With the world’s eyes on Gaza, few are aware that the Palestinians in the West Bank are also suffering the social and economic effects of the war in the Holy Land. Aid to the Church in Need has been accompanying Christians in the Holy Land since the very beginning of the war. A first aid package was approved for use between October and December, and now a second one has been approved for projects from January to April, for a combined total close to €700,000. ACN’s director of projects, Marco Mencaglia, explains why this is, and what the organisation is doing to help.
The war in the Holy Land is focused on Gaza. What is the situation for Palestinians, and Christians in particular, in places like the West Bank and Jerusalem?
It is true that the current fighting is taking place especially in Gaza, but unfortunately the effects of the war are being felt all over the region, and Christians, who are a minority but still a significant community – around 45,000 in the West Bank and 10,000 in East Jerusalem – are being affected in a very direct way.
Most of the Christians living in the West Bank, or in East Jerusalem, work in the tourism sector.

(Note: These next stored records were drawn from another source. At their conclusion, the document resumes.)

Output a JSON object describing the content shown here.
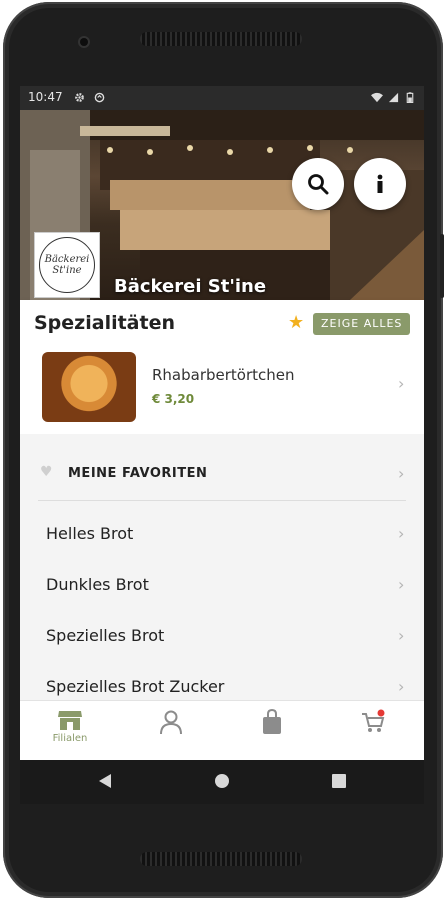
{
  "statusbar": {
    "time": "10:47"
  },
  "header": {
    "shop_name": "Bäckerei St'ine",
    "logo_text": "Bäckerei St'ine"
  },
  "specials": {
    "title": "Spezialitäten",
    "show_all_label": "ZEIGE ALLES",
    "item": {
      "name": "Rhabarbertörtchen",
      "price": "€ 3,20"
    }
  },
  "favorites": {
    "label": "MEINE FAVORITEN"
  },
  "categories": [
    {
      "label": "Helles Brot"
    },
    {
      "label": "Dunkles Brot"
    },
    {
      "label": "Spezielles Brot"
    },
    {
      "label": "Spezielles Brot Zucker"
    }
  ],
  "bottom_nav": {
    "items": [
      {
        "label": "Filialen",
        "icon": "store-icon",
        "active": true
      },
      {
        "label": "",
        "icon": "user-icon"
      },
      {
        "label": "",
        "icon": "shopping-bag-icon"
      },
      {
        "label": "",
        "icon": "cart-icon",
        "badge": true
      }
    ]
  },
  "colors": {
    "accent": "#8a9a6a",
    "price": "#6f8a3a",
    "star": "#f2b01e",
    "badge": "#e53935"
  }
}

Tourism is, of course, a major industry in the Holy Land, and many Christians make a living as tour guides, hotel workers, shop owners or personnel, and of course craftsmen, producing religious items that pilgrims buy when they visit.
But with the outbreak of the war all tourism has come to a standstill. As a result, a major part of the Christian population is out of work, and has lost all sources of income.
Then there are also several hundred Christian skilled and unskilled workers who used to travel into Israel every day to work there. With the borders closed down, this has now become impossible as well. These people are not being bombed, but nonetheless, their livelihoods are at risk.
What sort of numbers are we talking about?
According to our partners on the ground, at thousands of Christians lost their jobs due to the paralysis of the tourism sector. These include over 1,600 hotel employees; over 1,200 craftsmen from the workshops that supplied the souvenir shops; around 900 employees of the souvenir shops themselves; close to 300 tour guides, and about 500 restaurant employees. In many cases, these people were the breadwinners in their families, so it is not just one person who has lost his or her income, but maybe 4, 5 or 6.
What is ACN doing to help?
An easy solution would be to dole out money to families facing economic hardship, but that cannot work as a long-term solution. In less than two decades, this is at least the third time these communities go through this situation. In 2006, because of the war between Israel and Hezbollah; more recently, during the Covid Pandemic, and now because of the war in Gaza. What is more, there is no indication that the war is coming to an end, and that tourists will begin to return to the Holy Land.
Fortunately, during the pandemic, our main partner on the ground, the Latin Patriarchate of Jerusalem, already began projects aimed at building skills and foster employment, to make the community as a whole more resilient to extreme situations. This is an experience that we can benefit from.
For example, the Catholic Church runs a vast network of schools, homes for the elderly, and other institutions. Naturally, these require constant maintenance and servicing. Part of the project that ACN will be funding from January onwards involves training young Christians in technical trades so that they can then work for the Christian institutions, or elsewhere, and earn a living.
We will also be helping to train people to start their own businesses, or to invest in skills that allow them to work remotely, so that they are not so dependent on the political and security situation.
Rather than give them money, we are helping to provide them with skills and a means to earn a living. This is much better in the long run, as it is what helps keep communities anchored in their homes, and dissuades them from emigrating.
But will ACN also be providing more immediate aid?
Yes. We understand that these are medium to long-term projects, but that some degree of immediate aid is also necessary. We have been doing so since the beginning of the war, and we will keep providing some subsidies in the form of food coupons for families, and grants for some of the small businesses that, with some help, can still operate in this environment, and therefore can continue to pay their employees’ salaries. We are also helping to provide medical support to people with chronic diseases, who are facing a particularly difficult period, and grants to school and university students, so that they can continue to pursue their educations. Finally, in some cases we are helping to cover rent costs, so that families can continue to live in their homes, and not be evicted. This is particularly important in Jerusalem, where real-estate costs are very high, and if Christians are evicted, they will find it very difficult to remain in the city.
How much money are we talking about?
From the beginning of this war, we have told our partners on the ground in the Holy Land that we will not abandon them, neither in terms of material help, or in terms of spiritual aid, and we intend to fulfil that promise. We already sent 190,000 euros worth of aid, and these most recent projects that we have approved, for Gaza and also for the West Bank and Jerusalem, come to a total of half a million euros. And we will be attentive to the needs of the local Church for other emergencies that may occur during 2024.